By: Shane René, Administrator of Media and Communications
When Kyle Weeks and Nicole Rutledge left the IGA office for lunch last Thursday, they had a big trip planned. First, they stopped for nine holes at Barnbougle Dunes — Tom Doak and Mike Clayton’s Tasmanian masterpiece — where the weather was much kinder than the early-winter inversion that hung over Boise. Then, with a hop, skip and a click, Weeks and Rutledge hustled north for nine more holes at Lofoten Links, the widely photographed but seldom played gem of the Norwegian archipelago.
I was feeling blessed to join them for lunch that day — and even more delighted to be back in the office before 2 p.m. — but part of me was disappointed by TrackMan’s presentation of the famous par-3 second hole at Lofoten. It was a bland Scandinavian summer's day. Blue sky. Sunshine. The corner of the screen indicated a gentle breeze. But there was no sign of the northern lights that Instagram had promised me.
Still, the afternoon was a welcome reprieve from the encroaching frigidness of Southern Idaho’s non-golf season. And that’s precisely why Weeks and Rutledge are competing in a simulator league this winter. For two long-established green-grass golfers — whose love of the game morphed into a career — the simulator experience is a way to welcome winter without bowing to springtime rust. And it’s a growing part of the industry that may come to inform the future of more traditional outdoor golf options.
I, too, am an established green-grass golfer. And I, too, am among the six-million people who hit golf balls in a simulator bay last year, according to the National Golf Foundation. But I’ve come to think of simulator golf the way some people think about GMO foods. Our grocery stores are full; golfers have never been more stuffed with opportunities to swing a club. But it’s worth wondering how far removed these products are from the real thing. When you cut corners growing a tomato, is it actually a tomato? Would your Italian grandmother use them to make a sauce? Or would she shake her wooden spoon, accusing you of inviting some blush-red imposter into her home? Is simulator golf actually golf? How might it come to change our relationship with the game?
Weeks has grown especially fond of simulator golf in 2024, and he says the answer to that question is yes. He’s the father of two young girls, a husband, and a golf-industry professional who knows all too well that playing golf is not always in the cards. Ever since the IGA’s manager of rules and competitions left his role as director of golf at Eagle Hills Golf Course, he often returns to his old stomping ground to make use of their TrackMan bays. It’s a resource that allows him to compress a life-long passion into bite-sized chunks that don’t ask for as many sacrifices from his loved ones.
Rutledge agrees. For her, the social element of golf has always been a priority, and time in a simulator with friends and family is equally rewarding. Golf is something to be shared, exposed to the elements or not. But neither she nor Weeks will tell you that they prefer digital golf to the “real” thing, admitting that spending time outdoors was among the original potions that made them fall in love with the game. But it’s an activity that contains enough of golf’s essential elements with one added virtue: time.
Time, just behind cost, is golf’s most cumbersome barrier to entry. An 18-hole day often calls for upwards of six hours after travel and a warmup, which can be especially daunting for new players. As the industry enjoys a flood of new participants, that problem has only intensified. If you go to almost any golf course in the world, pace of play is an increasingly common talking point.

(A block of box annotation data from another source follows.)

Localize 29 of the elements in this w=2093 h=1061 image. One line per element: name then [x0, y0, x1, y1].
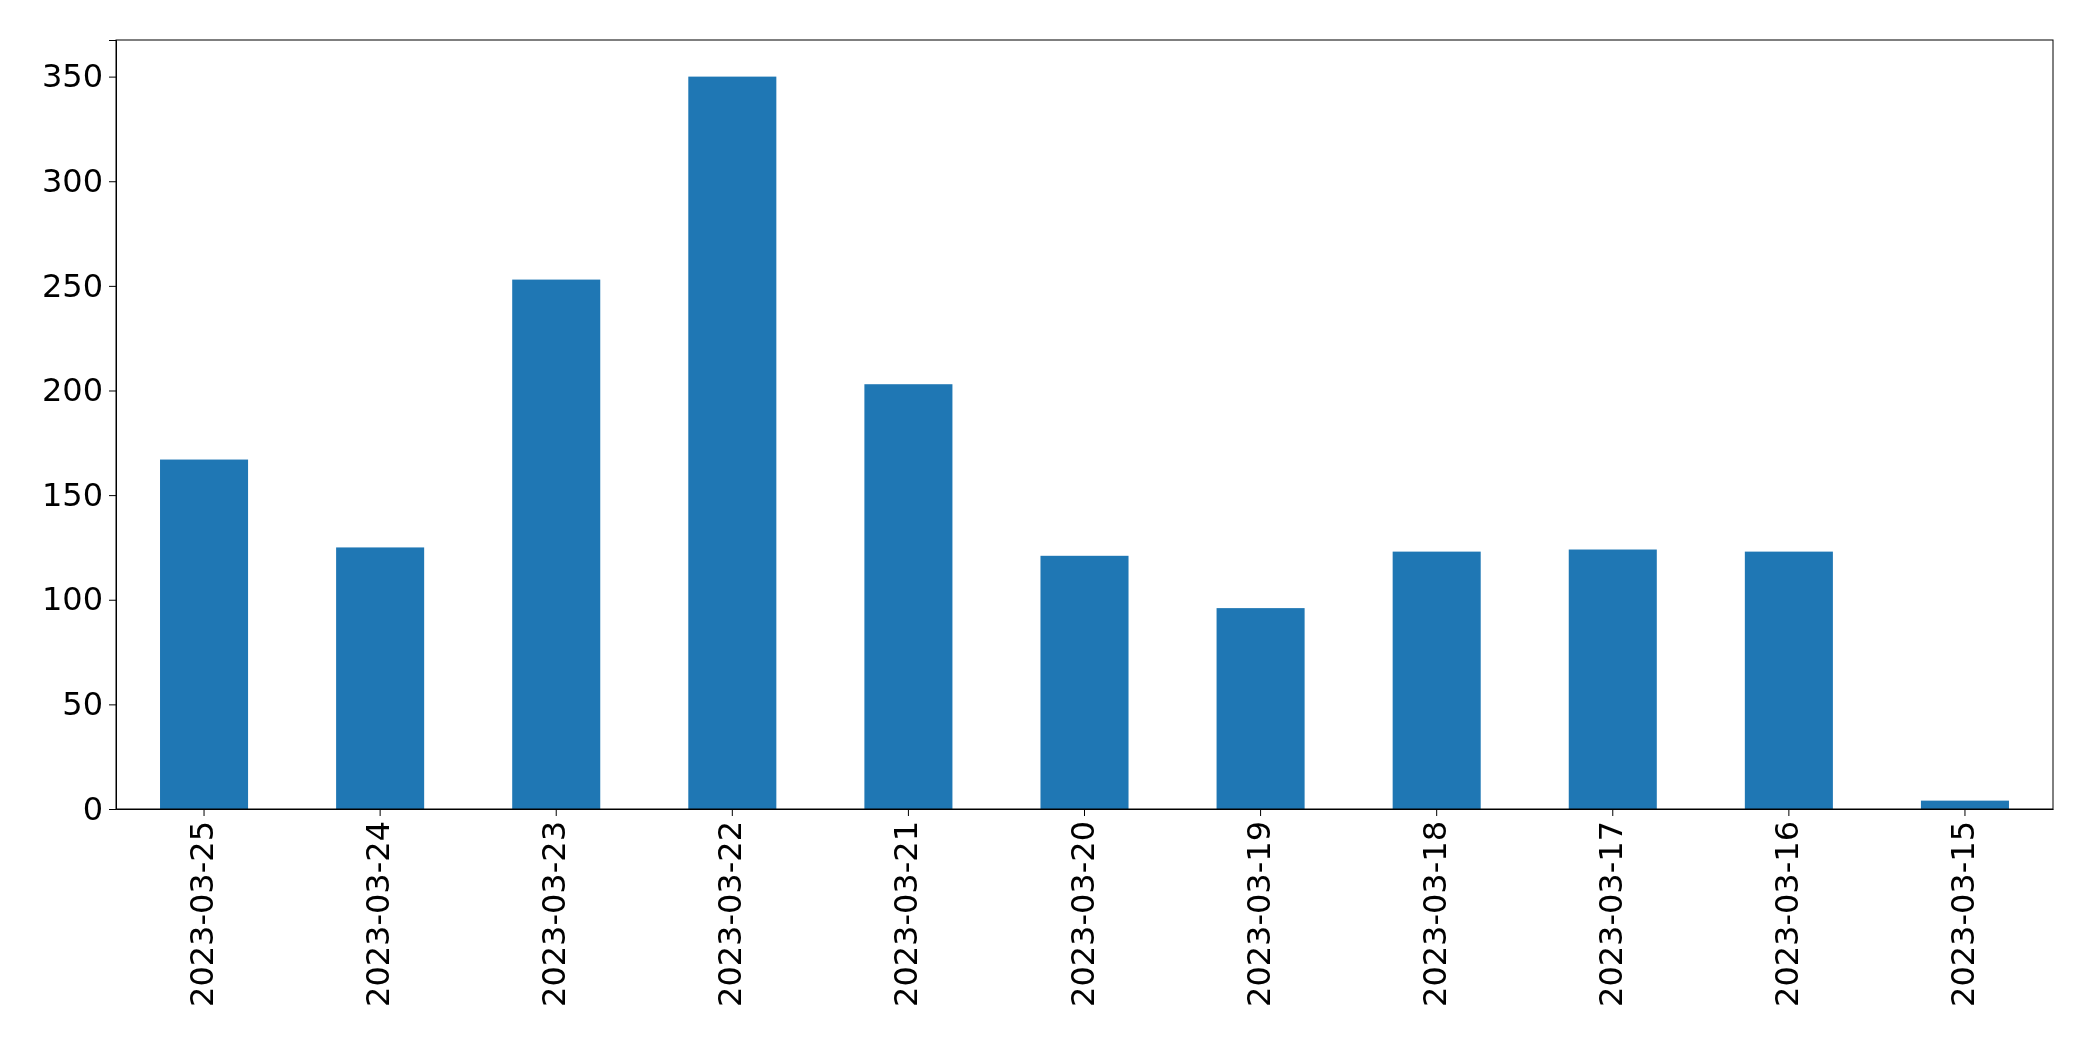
bar	[336, 547, 425, 809]
x-tick-label: 2023-03-24	[359, 821, 398, 1007]
y-tick-label: 300	[41, 161, 103, 200]
x-tick-label: 2023-03-15	[1943, 821, 1982, 1007]
y-tick-label: 250	[41, 266, 103, 305]
y-tick-label: 350	[41, 57, 103, 96]
bar	[1216, 608, 1305, 809]
bar	[160, 459, 249, 809]
x-tick-label: 2023-03-16	[1767, 821, 1806, 1007]
x-tick-label: 2023-03-17	[1591, 821, 1630, 1007]
bar	[864, 384, 953, 809]
x-tick-label: 2023-03-19	[1239, 821, 1278, 1007]
bar	[1568, 549, 1657, 809]
y-tick-label: 150	[41, 475, 103, 514]
y-tick-label: 200	[41, 371, 103, 410]
bar	[1392, 551, 1481, 809]
y-tick-label: 100	[41, 580, 103, 619]
x-tick-label: 2023-03-18	[1415, 821, 1454, 1007]
y-tick-label: 50	[62, 685, 103, 724]
y-tick-label: 0	[82, 789, 103, 828]
x-tick-label: 2023-03-20	[1063, 821, 1102, 1007]
x-tick-label: 2023-03-22	[711, 821, 750, 1007]
bar	[1040, 555, 1129, 809]
x-tick-label: 2023-03-21	[887, 821, 926, 1007]
bar	[512, 279, 601, 809]
bar	[688, 76, 777, 809]
x-tick-label: 2023-03-23	[535, 821, 574, 1007]
bar	[1744, 551, 1833, 809]
x-tick-label: 2023-03-25	[183, 821, 222, 1007]
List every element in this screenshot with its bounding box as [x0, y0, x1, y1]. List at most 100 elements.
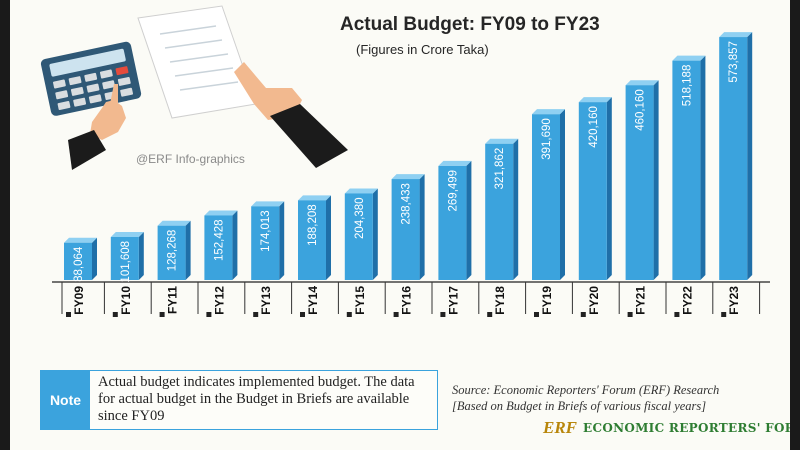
x-tick-label: FY18: [493, 286, 507, 315]
bar-front: [344, 193, 373, 280]
bar-side: [232, 210, 238, 280]
tick-marker: [66, 312, 71, 317]
bar-FY15: 204,380: [344, 188, 378, 280]
erf-logo: ERF ECONOMIC REPORTERS' FORUM: [543, 418, 790, 438]
bar-top: [344, 188, 378, 194]
x-tick-label: FY12: [212, 286, 226, 315]
bar-side: [560, 109, 565, 280]
tick-marker: [346, 312, 352, 317]
x-tick-label: FY21: [634, 286, 648, 315]
bar-FY17: 269,499: [438, 160, 472, 280]
bar-front: [485, 143, 514, 280]
bar-top: [157, 220, 191, 226]
bar-side: [747, 32, 753, 281]
bar-side: [466, 160, 472, 280]
bar-top: [110, 231, 144, 237]
bar-top: [298, 195, 331, 201]
bar-side: [606, 97, 612, 280]
bar-side: [92, 237, 97, 280]
tick-marker: [206, 312, 212, 317]
watermark-text: @ERF Info-graphics: [136, 152, 245, 166]
calculator-illustration: [40, 41, 142, 170]
bar-value-label: 101,608: [120, 241, 132, 283]
bar-value-label: 518,188: [681, 65, 693, 107]
erf-logo-text: ECONOMIC REPORTERS' FORUM: [583, 421, 790, 435]
bar-front: [298, 200, 326, 280]
infographic-panel: 88,064 101,608 128,268 152,428 174,013 188,20…: [10, 0, 790, 450]
bar-FY21: 460,160: [625, 80, 659, 280]
x-tick-label: FY10: [119, 286, 133, 315]
bar-value-label: 460,160: [635, 89, 647, 131]
bar-FY18: 321,862: [485, 138, 519, 280]
bar-front: [110, 236, 139, 280]
x-tick-label: FY09: [72, 286, 86, 315]
bar-top: [438, 160, 472, 166]
bar-front: [438, 165, 467, 280]
paper-illustration: [137, 5, 348, 168]
x-tick-label: FY20: [587, 286, 601, 315]
erf-logo-mark: ERF: [543, 418, 578, 437]
tick-marker: [159, 312, 165, 317]
bar-value-label: 321,862: [494, 148, 506, 190]
x-tick-label: FY16: [400, 286, 414, 315]
bar-value-label: 391,690: [541, 118, 553, 160]
bar-top: [578, 97, 612, 103]
bar-front: [204, 215, 233, 280]
x-tick-label: FY17: [446, 286, 460, 315]
x-tick-label: FY11: [166, 286, 180, 314]
tick-marker: [580, 312, 586, 317]
tick-marker: [112, 312, 118, 317]
bar-top: [672, 55, 706, 61]
bar-value-label: 188,208: [307, 204, 319, 246]
bar-side: [419, 174, 425, 280]
source-line-2: [Based on Budget in Briefs of various fi…: [452, 399, 707, 413]
bar-FY10: 101,608: [110, 231, 144, 283]
bar-FY19: 391,690: [532, 109, 565, 280]
bar-value-label: 573,857: [728, 41, 740, 83]
bar-FY09: 88,064: [64, 237, 97, 282]
bar-top: [485, 138, 519, 144]
x-tick-label: FY23: [727, 286, 741, 315]
x-tick-label: FY19: [540, 286, 554, 315]
budget-bar-chart: 88,064 101,608 128,268 152,428 174,013 188,20…: [40, 5, 770, 317]
bar-front: [719, 37, 748, 281]
bar-FY11: 128,268: [157, 220, 191, 280]
x-tick-label: FY14: [306, 286, 320, 315]
tick-marker: [627, 312, 633, 317]
bar-FY12: 152,428: [204, 210, 238, 280]
chart-subtitle: (Figures in Crore Taka): [356, 42, 489, 57]
source-line-1: Source: Economic Reporters' Forum (ERF) …: [452, 383, 720, 397]
bar-side: [279, 201, 285, 280]
tick-marker: [674, 312, 680, 317]
bar-side: [513, 138, 519, 280]
bar-FY13: 174,013: [251, 201, 285, 280]
bar-value-label: 152,428: [213, 219, 225, 261]
pointing-hand-icon: [234, 62, 348, 168]
bar-side: [326, 195, 331, 280]
bar-side: [185, 220, 191, 280]
tick-marker: [440, 312, 446, 317]
x-tick-label: FY13: [259, 286, 273, 315]
hand-icon: [68, 84, 126, 170]
note-box: Note Actual budget indicates implemented…: [40, 370, 438, 430]
note-text: Actual budget indicates implemented budg…: [98, 374, 415, 424]
bar-FY16: 238,433: [391, 174, 425, 280]
bar-front: [532, 114, 560, 280]
bar-top: [251, 201, 285, 207]
bar-front: [672, 60, 701, 281]
tick-marker: [300, 312, 305, 317]
chart-title: Actual Budget: FY09 to FY23: [340, 14, 600, 35]
bar-value-label: 204,380: [354, 197, 366, 239]
tick-marker: [253, 312, 259, 317]
x-tick-label: FY15: [353, 286, 367, 315]
bar-front: [578, 102, 607, 280]
bar-side: [372, 188, 378, 280]
bar-value-label: 88,064: [73, 246, 85, 282]
bar-value-label: 128,268: [167, 230, 179, 272]
bar-side: [700, 55, 706, 281]
bar-front: [391, 179, 420, 280]
bar-value-label: 238,433: [401, 183, 413, 225]
bar-side: [138, 231, 144, 280]
bar-FY14: 188,208: [298, 195, 331, 280]
bar-FY23: 573,857: [719, 32, 753, 281]
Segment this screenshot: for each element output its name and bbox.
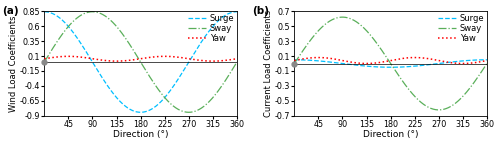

Over the last few years, the USGA has revised its handicapping infrastructure to accommodate people looking to play nine holes. And according to USGA data recapping the 2024 season, golfers are playing more nine-hole rounds than ever before, up 48% since 2020. A record 13.8 million nine-hole rounds were posted this year.
This is a trend that fits into other trends within the industry. Short-course play is also up (another recent addition to USGA handicapping), and popular architects like Tom Doak are building shorter 18-hole courses that take less time to play. Doak’s par-68 Sedge Valley and Sand Valley Golf Resort opened this year, immediately finding its way into top-100 lists. Guests at places like Bandon Dunes, like myself, are gobbling up short-course options during their stays. This year, my group played 32 holes in roughly the amount of time it takes to play 18. It was every bit as stimulating as a full course experience.
Even professional golf is dipping its toe into digital waters, looking for TV products that fit more neatly into digestible TV windows. Next month, the PGA Tour will launch TGL — “TMRW Golf League” — which features the world’s top talent competing in what is essentially a massive simulator. Even LIV Golf innovated for the sake of time, using shotgun starts to compress their product into something much tidier than their PGA competitors.
Simulator golf has taken the world of golf by storm in the last handful of years, with more and more companies bringing more and more digital golf products into the market. And the technology will only continue to improve. In turn, more and more golfers are squeezing more and more golf into what little time they have.
The covid golf boom, as IGA Executive Director Caleb Cox noted to me, was made possible by the fact that people had so much time on their hands in the summer of 2020. As new and established golfers returned to their normal lives, that time has gone but the appetite to play has hung around. With more options to compress golf into more manageable chunks than ever before, our sensitivity to time is likely to shape the future of the game.